Ukraine’s partners will hand over Switchblade 600 drones to its armed forces, the spokesman of the Ukrainian Air Force Command, Yuri Ihnat, announced on Friday. Until now, Ukraine has received a different version of these drones, the Switchblade 300, which has proved ineffective.
The United States was hesitant to provide Ukraine with Switchblade 600 drones as they were expensive and recently introduced. But with the Iranian Shahed-136 drone proving to be a game changer on the battlefield, Ukraine is now looking for similar drones.
Ihnat, quoted by the Ukrainian portal Hromadske, said the partners would donate “several sets” of Switchblade 600 drones to Ukraine. – This is a modern drone with very strong technical and tactical parameters. We expect it to present itself very well in combat operations in Ukraine, said the spokesman.
Talks on the delivery of 10 Kamikaze Switchblade 600 anti-tank drones to Ukraine were reported in May. Bloomberg then announced that the Pentagon is seeking a contract to purchase ten such drones. Ukraine’s defence minister, Oleksiy Reznikov, said in an interview with Politico, published on October 25, that Ukraine is “still waiting” for these drones. The company AeroVironment, which developed the machines, said in October that 10 UAVs should be delivered within weeks, Politico said.
Switchblade 600 is a larger version of the Switchblade 300 drones that Ukraine is already receiving from the U.S. These machines weigh about 23 kilograms, can fly over 38 kilometres and stay in the air for 40 minutes at an altitude of up to 4.6 km. They use an anti-tank warhead in the attack. While the “300” version is used to attack manpower, the Switchblade 600 machines can take out larger targets, including tanks. The drone is fired from a mortar-like launcher. The whole set weighs about 54 kg.
The U.S. had previously supplied Ukraine with the secretive Phoenix Ghost drones, which the Department of Defense (Pentagon) Spokesperson John Kirby said: “provides the same tactical options as the Switchblade.” He said, “these systems are designed for tactical purposes such as attacking targets and monitoring the battlefield,” which makes it the equivalent of the Iranian Shahed-136 drones. Not much is known about this drone, and judging by the battlefield results, Phoenix Ghost drones have yet to live up to their hype. It is estimated that there are about 700 Pheonix Ghost drones in Ukraine.
U.S. State Department: We want to hinder the delivery of Iranian drones to Russia. We will use all the tools
The military options for countering the Iranian drones have proved costly, and the U.S. has no other option but to act diplomatically.
Neal Price, a spokesman for the State Department, stated that the United States would utilise all available means to hinder and disrupt the shipment of Iranian drones to Russia and other nations.
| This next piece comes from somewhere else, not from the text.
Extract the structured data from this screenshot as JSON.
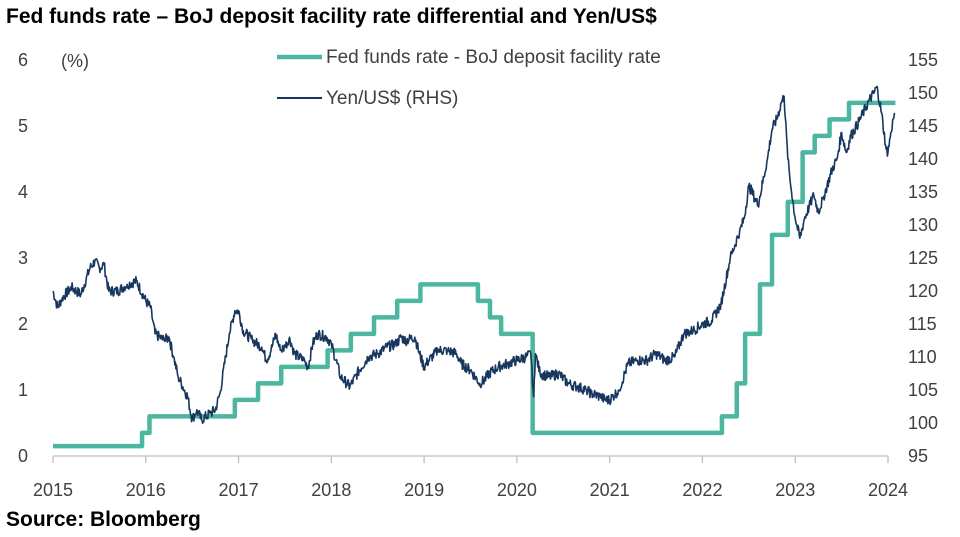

As he highlighted, it is also about tools that go beyond economic constraints and sanctions. The sanctions have proved ineffective against Iran, which has developed low cost military technologies to overwhelm the enemies.
– We will use all the tools at our disposal (…) We will continue to focus on those who are responsible for delivering this technology. We will be looking at our sanctions powers and what we can do with those powers … We also have tools that go beyond sanctions and other economic measures, Price said.
“Ultimately, we will do what is in our interest to counter and disrupt the flow of this technology from Iran to countries around the world,” he added.
The spokesman pointed out the deliveries of unmanned aerial vehicles and ammunition circulating from Iran are a violation of the U.N. Security Council resolution and announced that further steps in this matter would be announced soon. He declined to provide details of what non-sanctioning measures the U.S. might take.
“We will not give up any of the options on the table,” he pointed out.
According to the US, Iran sent Russia “dozens” of drones and “kamikaze drones”, and Iranian military personnel were present in Crimea to train Russians to use them.
The European Union has already announced sanctions against Iranian personnel and the manufacturer of Shahed 136 drones, but they have proven to be inconsequential. Major General Mohammad Hossein Bagheri, Director of the Industrial Research Unit under the Defense Ministry, was sanctioned by the E.U. as he is in charge of the Iranian military drone programme and exports of drones, mocked the E.U. and advised the Union to buy coal for its citizens with the confiscated wealth he has hidden in Europe.